On one of his daily jogs around Wayne in November, Barkovitz stumbled upon an abandoned doll, lying on the side of the road. One of its arms had been broken off and its clothes were dirty. He propped it up on a nearby telephone pole, thinking that its owner, or someone else, might pick it up. After the doll sat there for about two weeks, he carried it home. There it sat on his workbench, he said.
Originally, Barkovitz thought about fixing the doll for his new granddaughter, now 7 months old. His wife told him that she was “not thrilled” with the idea and asked him, “What are you going to do with it?”
Inspiration struck Barkovitz during a continuing religious formation meeting for ministers of Stephen Ministries at St. Mary’s. Named for St. Stephen, Stephen Ministry trains lay leaders and volunteers to lend a listening ear to those in need. Ministers extend mercy, kindness and compassion, according to St. Mary’s website, www.stmarys-pompton.org.

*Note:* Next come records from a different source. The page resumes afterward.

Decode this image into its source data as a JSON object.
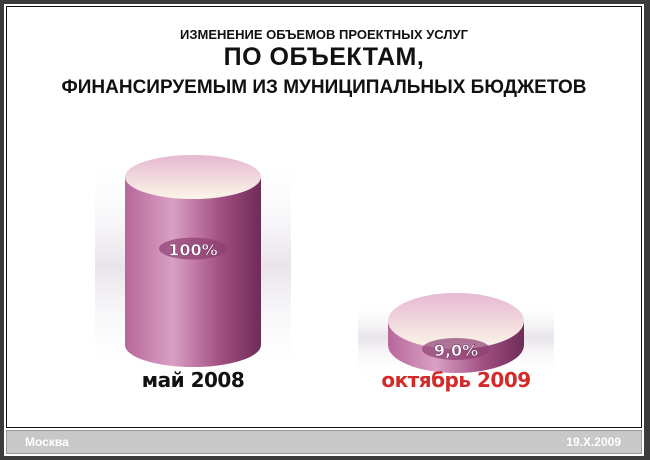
{
  "title": {
    "line1": "ИЗМЕНЕНИЕ ОБЪЕМОВ ПРОЕКТНЫХ УСЛУГ",
    "line2": "ПО ОБЪЕКТАМ,",
    "line3": "ФИНАНСИРУЕМЫМ ИЗ МУНИЦИПАЛЬНЫХ БЮДЖЕТОВ"
  },
  "chart_data": {
    "type": "bar",
    "style": "3d-cylinder",
    "categories": [
      "май 2008",
      "октябрь 2009"
    ],
    "values": [
      100,
      9.0
    ],
    "data_labels": [
      "100%",
      "9,0%"
    ],
    "category_colors": [
      "#111111",
      "#d42a2a"
    ],
    "bar_color": "#a0507f"
  },
  "footer": {
    "city": "Москва",
    "date": "19.X.2009"
  }
}
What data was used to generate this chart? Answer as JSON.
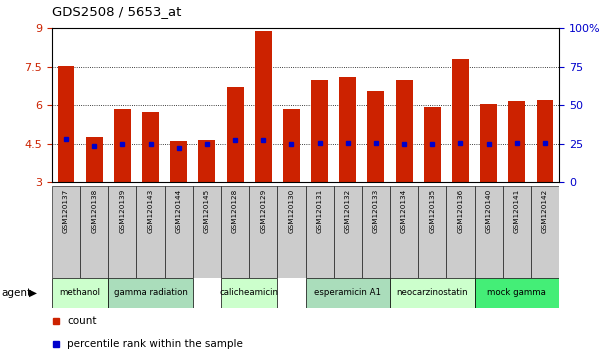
{
  "title": "GDS2508 / 5653_at",
  "samples": [
    "GSM120137",
    "GSM120138",
    "GSM120139",
    "GSM120143",
    "GSM120144",
    "GSM120145",
    "GSM120128",
    "GSM120129",
    "GSM120130",
    "GSM120131",
    "GSM120132",
    "GSM120133",
    "GSM120134",
    "GSM120135",
    "GSM120136",
    "GSM120140",
    "GSM120141",
    "GSM120142"
  ],
  "count_values": [
    7.55,
    4.75,
    5.85,
    5.75,
    4.6,
    4.65,
    6.7,
    8.9,
    5.85,
    7.0,
    7.1,
    6.55,
    7.0,
    5.95,
    7.8,
    6.05,
    6.15,
    6.2
  ],
  "percentile_values": [
    4.7,
    4.4,
    4.5,
    4.5,
    4.35,
    4.5,
    4.65,
    4.65,
    4.5,
    4.55,
    4.55,
    4.55,
    4.5,
    4.5,
    4.55,
    4.5,
    4.55,
    4.55
  ],
  "ymin": 3.0,
  "ymax": 9.0,
  "yticks_left": [
    3.0,
    4.5,
    6.0,
    7.5,
    9.0
  ],
  "yticks_left_labels": [
    "3",
    "4.5",
    "6",
    "7.5",
    "9"
  ],
  "yticks_right": [
    0,
    25,
    50,
    75,
    100
  ],
  "yticks_right_labels": [
    "0",
    "25",
    "50",
    "75",
    "100%"
  ],
  "bar_color": "#CC2200",
  "dot_color": "#0000CC",
  "agent_groups": [
    {
      "label": "methanol",
      "start": 0,
      "end": 2,
      "color": "#CCFFCC"
    },
    {
      "label": "gamma radiation",
      "start": 2,
      "end": 5,
      "color": "#AADDBB"
    },
    {
      "label": "calicheamicin",
      "start": 6,
      "end": 8,
      "color": "#CCFFCC"
    },
    {
      "label": "esperamicin A1",
      "start": 9,
      "end": 12,
      "color": "#AADDBB"
    },
    {
      "label": "neocarzinostatin",
      "start": 12,
      "end": 15,
      "color": "#CCFFCC"
    },
    {
      "label": "mock gamma",
      "start": 15,
      "end": 18,
      "color": "#44EE77"
    }
  ],
  "legend_count_label": "count",
  "legend_pct_label": "percentile rank within the sample",
  "agent_label": "agent",
  "sample_bg_color": "#CCCCCC",
  "fig_bg_color": "#FFFFFF"
}
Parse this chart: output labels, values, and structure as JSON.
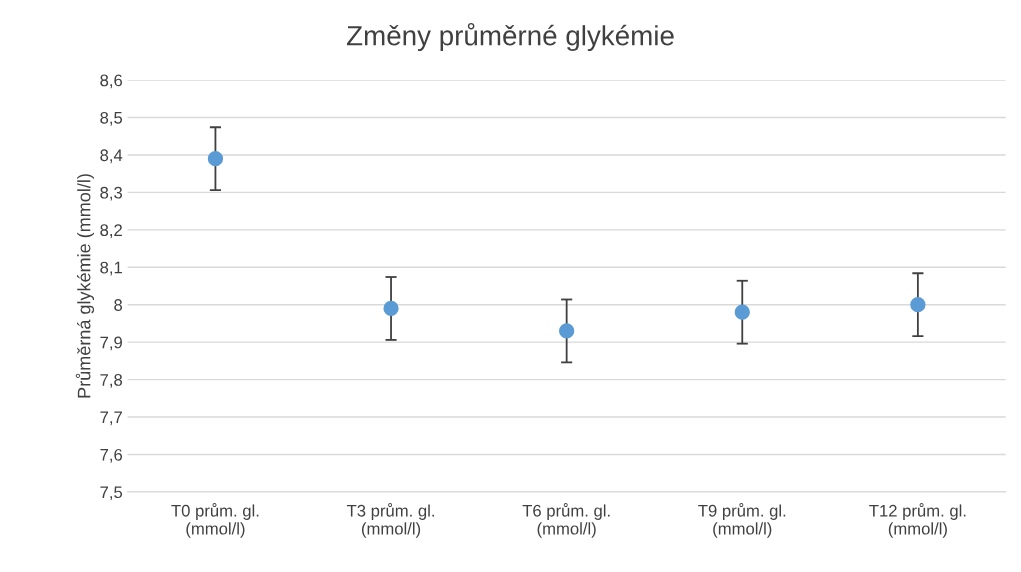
{
  "chart_data": {
    "type": "scatter",
    "title": "Změny průměrné glykémie",
    "ylabel": "Průměrná glykémie (mmol/l)",
    "categories": [
      "T0 prům. gl.\n(mmol/l)",
      "T3 prům. gl.\n(mmol/l)",
      "T6 prům. gl.\n(mmol/l)",
      "T9 prům. gl.\n(mmol/l)",
      "T12 prům. gl.\n(mmol/l)"
    ],
    "values": [
      8.39,
      7.99,
      7.93,
      7.98,
      8.0
    ],
    "errors": [
      0.084,
      0.084,
      0.084,
      0.084,
      0.084
    ],
    "color": "#5b9bd5",
    "marker": "circle",
    "ylim": [
      7.5,
      8.6
    ],
    "yticks": [
      {
        "value": 7.5,
        "label": "7,5"
      },
      {
        "value": 7.6,
        "label": "7,6"
      },
      {
        "value": 7.7,
        "label": "7,7"
      },
      {
        "value": 7.8,
        "label": "7,8"
      },
      {
        "value": 7.9,
        "label": "7,9"
      },
      8,
      {
        "value": 8.1,
        "label": "8,1"
      },
      {
        "value": 8.2,
        "label": "8,2"
      },
      {
        "value": 8.3,
        "label": "8,3"
      },
      {
        "value": 8.4,
        "label": "8,4"
      },
      {
        "value": 8.5,
        "label": "8,5"
      },
      {
        "value": 8.6,
        "label": "8,6"
      }
    ],
    "grid": "y",
    "legend": false
  }
}
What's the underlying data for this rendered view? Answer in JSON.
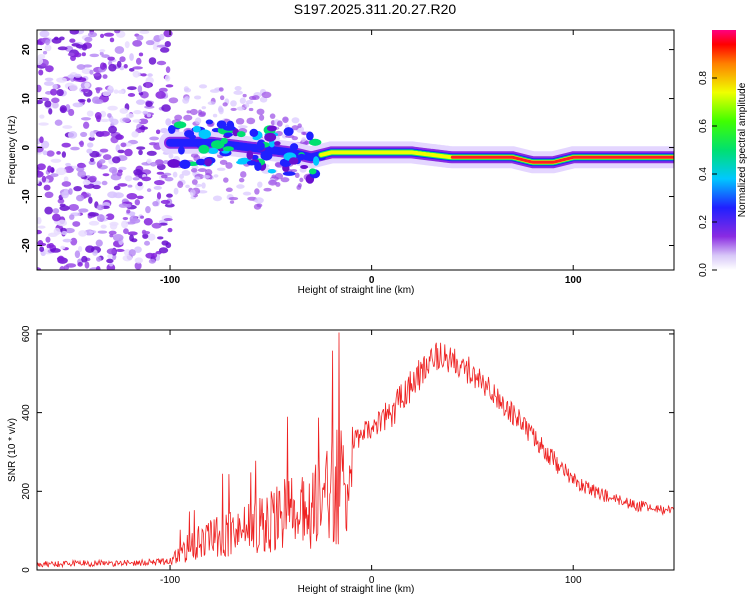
{
  "title": "S197.2025.311.20.27.R20",
  "chart_data": [
    {
      "type": "heatmap",
      "xlabel": "Height of straight line (km)",
      "ylabel": "Frequency (Hz)",
      "xlim": [
        -166,
        150
      ],
      "ylim": [
        -25,
        24
      ],
      "xticks": [
        "-100",
        "0",
        "100"
      ],
      "yticks": [
        "20",
        "10",
        "0",
        "-10",
        "-20"
      ],
      "colorbar": {
        "label": "Normalized spectral amplitude",
        "ticks": [
          "0.0",
          "0.2",
          "0.4",
          "0.6",
          "0.8"
        ],
        "range": [
          0,
          1
        ]
      },
      "ridge": {
        "x": [
          -100,
          -80,
          -60,
          -40,
          -30,
          -20,
          0,
          20,
          40,
          60,
          70,
          80,
          90,
          100,
          110,
          120,
          150
        ],
        "y": [
          1,
          1,
          0,
          -1,
          -2,
          -1,
          -1,
          -1,
          -2,
          -2,
          -2,
          -3,
          -3,
          -2,
          -2,
          -2,
          -2
        ]
      },
      "noise_region": {
        "x": [
          -166,
          -100
        ],
        "y": [
          -25,
          24
        ]
      }
    },
    {
      "type": "line",
      "xlabel": "Height of straight line (km)",
      "ylabel": "SNR (10 * v/v)",
      "xlim": [
        -166,
        150
      ],
      "ylim": [
        0,
        610
      ],
      "xticks": [
        "-100",
        "0",
        "100"
      ],
      "yticks": [
        "0",
        "200",
        "400",
        "600"
      ],
      "series": [
        {
          "name": "SNR",
          "color": "#ee2222",
          "envelope": {
            "x": [
              -166,
              -120,
              -100,
              -90,
              -80,
              -70,
              -60,
              -50,
              -40,
              -30,
              -20,
              -12,
              -8,
              0,
              10,
              20,
              30,
              40,
              50,
              60,
              70,
              80,
              90,
              100,
              110,
              120,
              130,
              140,
              150
            ],
            "mean": [
              15,
              18,
              22,
              60,
              80,
              95,
              110,
              125,
              145,
              165,
              200,
              230,
              320,
              360,
              400,
              470,
              540,
              540,
              500,
              450,
              400,
              340,
              280,
              230,
              200,
              180,
              165,
              155,
              145
            ],
            "spread": [
              8,
              8,
              10,
              40,
              50,
              60,
              70,
              80,
              100,
              120,
              140,
              160,
              40,
              35,
              40,
              45,
              40,
              40,
              35,
              30,
              30,
              25,
              25,
              20,
              18,
              15,
              15,
              15,
              15
            ]
          }
        }
      ]
    }
  ]
}
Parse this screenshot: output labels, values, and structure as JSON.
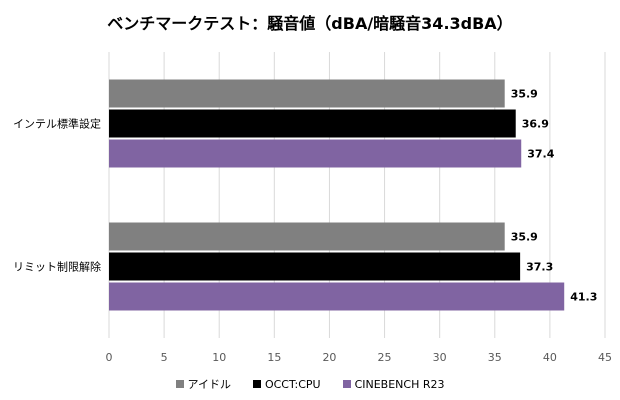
{
  "chart_data": {
    "type": "bar",
    "orientation": "horizontal",
    "title": "ベンチマークテスト：騒音値（dBA/暗騒音34.3dBA）",
    "categories": [
      "インテル標準設定",
      "リミット制限解除"
    ],
    "series": [
      {
        "name": "アイドル",
        "values": [
          35.9,
          35.9
        ],
        "color": "#808080"
      },
      {
        "name": "OCCT:CPU",
        "values": [
          36.9,
          37.3
        ],
        "color": "#000000"
      },
      {
        "name": "CINEBENCH R23",
        "values": [
          37.4,
          41.3
        ],
        "color": "#8064A2"
      }
    ],
    "xlim": [
      0,
      45
    ],
    "xticks": [
      "0",
      "5",
      "10",
      "15",
      "20",
      "25",
      "30",
      "35",
      "40",
      "45"
    ],
    "data_labels": true,
    "grid": "vertical",
    "legend_position": "bottom"
  }
}
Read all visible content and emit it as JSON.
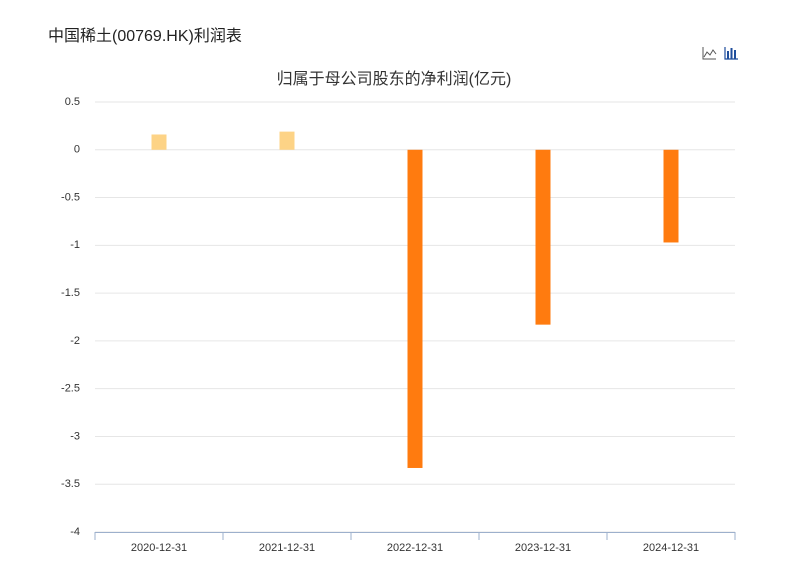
{
  "page_title": "中国稀土(00769.HK)利润表",
  "chart_data": {
    "type": "bar",
    "title": "归属于母公司股东的净利润(亿元)",
    "categories": [
      "2020-12-31",
      "2021-12-31",
      "2022-12-31",
      "2023-12-31",
      "2024-12-31"
    ],
    "values": [
      0.16,
      0.19,
      -3.33,
      -1.83,
      -0.97
    ],
    "colors": [
      "#fdd386",
      "#fdd386",
      "#ff7b0f",
      "#ff7b0f",
      "#ff7b0f"
    ],
    "ylim": [
      -4,
      0.5
    ],
    "yticks": [
      0.5,
      0,
      -0.5,
      -1,
      -1.5,
      -2,
      -2.5,
      -3,
      -3.5,
      -4
    ],
    "grid": true
  }
}
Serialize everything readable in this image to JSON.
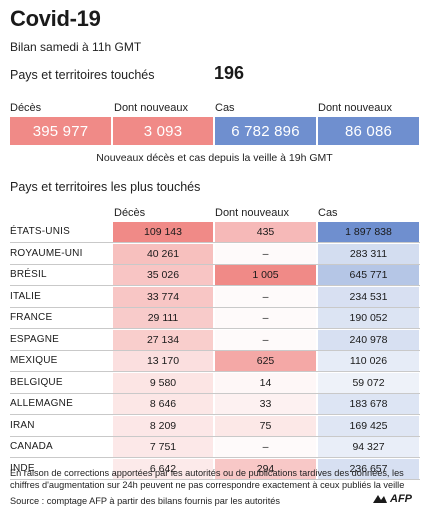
{
  "header": {
    "title": "Covid-19",
    "subtitle": "Bilan samedi à 11h GMT",
    "countries_label": "Pays et territoires touchés",
    "countries_value": "196"
  },
  "summary": {
    "boxes": [
      {
        "label": "Décès",
        "value": "395 977",
        "color": "#f08a87"
      },
      {
        "label": "Dont nouveaux",
        "value": "3 093",
        "color": "#f08a87"
      },
      {
        "label": "Cas",
        "value": "6 782 896",
        "color": "#6f8fcf"
      },
      {
        "label": "Dont nouveaux",
        "value": "86 086",
        "color": "#6f8fcf"
      }
    ],
    "note": "Nouveaux décès et cas depuis la veille à 19h GMT"
  },
  "table": {
    "title": "Pays et territoires les plus touchés",
    "col_deaths": "Décès",
    "col_new": "Dont nouveaux",
    "col_cases": "Cas"
  },
  "chart_data": {
    "type": "table",
    "title": "Pays et territoires les plus touchés",
    "columns": [
      "Décès",
      "Dont nouveaux",
      "Cas"
    ],
    "rows": [
      {
        "country": "ÉTATS-UNIS",
        "deaths": "109 143",
        "new": "435",
        "cases": "1 897 838"
      },
      {
        "country": "ROYAUME-UNI",
        "deaths": "40 261",
        "new": "–",
        "cases": "283 311"
      },
      {
        "country": "BRÉSIL",
        "deaths": "35 026",
        "new": "1 005",
        "cases": "645 771"
      },
      {
        "country": "ITALIE",
        "deaths": "33 774",
        "new": "–",
        "cases": "234 531"
      },
      {
        "country": "FRANCE",
        "deaths": "29 111",
        "new": "–",
        "cases": "190 052"
      },
      {
        "country": "ESPAGNE",
        "deaths": "27 134",
        "new": "–",
        "cases": "240 978"
      },
      {
        "country": "MEXIQUE",
        "deaths": "13 170",
        "new": "625",
        "cases": "110 026"
      },
      {
        "country": "BELGIQUE",
        "deaths": "9 580",
        "new": "14",
        "cases": "59 072"
      },
      {
        "country": "ALLEMAGNE",
        "deaths": "8 646",
        "new": "33",
        "cases": "183 678"
      },
      {
        "country": "IRAN",
        "deaths": "8 209",
        "new": "75",
        "cases": "169 425"
      },
      {
        "country": "CANADA",
        "deaths": "7 751",
        "new": "–",
        "cases": "94 327"
      },
      {
        "country": "INDE",
        "deaths": "6 642",
        "new": "294",
        "cases": "236 657"
      }
    ],
    "deaths_values": [
      109143,
      40261,
      35026,
      33774,
      29111,
      27134,
      13170,
      9580,
      8646,
      8209,
      7751,
      6642
    ],
    "new_values": [
      435,
      0,
      1005,
      0,
      0,
      0,
      625,
      14,
      33,
      75,
      0,
      294
    ],
    "cases_values": [
      1897838,
      283311,
      645771,
      234531,
      190052,
      240978,
      110026,
      59072,
      183678,
      169425,
      94327,
      236657
    ],
    "colors": {
      "deaths": "#f08a87",
      "new": "#f08a87",
      "cases": "#6f8fcf"
    }
  },
  "footer": {
    "footnote": "En raison de corrections apportées par les autorités ou de publications tardives des données, les chiffres d'augmentation sur 24h peuvent ne pas correspondre exactement à ceux publiés la veille",
    "source": "Source : comptage AFP à partir des bilans fournis par les autorités",
    "logo": "AFP"
  }
}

“We watched a movie about St. Francis of Assisi, which said that he popularized the manger scene to help elicit the joy of Jesus’ birth from the townspeople of Greccio, Italy. So I thought, ‘I’m going to make a manger from scrap wood that I have and feature the forsaken doll in it,’ ” Barkovitz said.
For a few hours one day, Barkovitz labored in his workshop, constructing with his table saw a crib from plans he saw on the internet — a design of slats that connect two wooden “X’s” at the head and foot of the bed. At first, he thought about painting the crib white but followed his wife’s advice and kept it rough and unfinished. Then, he made a wooden cross and an angel for above Baby Jesus’ head and placed straw in the crib from dried up reeds from his property.
Afterward, Barkovitz fixed the doll’s arm and fashioned a tunic out of some rags and a belt out of thin rope. He mounted the manger on a lectern in his shop and placed it on a white railing at the front of the deck in the back of his house. The lectern tilts the crèche, so neighbors walking or driving on Brookwood Drive, the side street at the corner of the backyard, can see it. At night, a spotlight illuminates the manger.
“Bob’s inspiring story challenges all of us to see as God sees — seeing tremendous value and worth in those things that others have cast aside…[and] to bring forth Christ into this world; to be Christ to each other,” said Franciscan Father John Aherne, St. Mary’s parochial vicar.
The doll is one of many objects that Barkovitz has found in his 30 years of jogging through Wayne.
“The crèche is perfect. It’s beautiful,” his wife, Jean said. “This year, we have Jesus on our front lawn and in the back. We are a family of faith-filled Catholics. I like that when people walk or drive by, they know that we believe in Jesus, the reason for Christmas,” she said.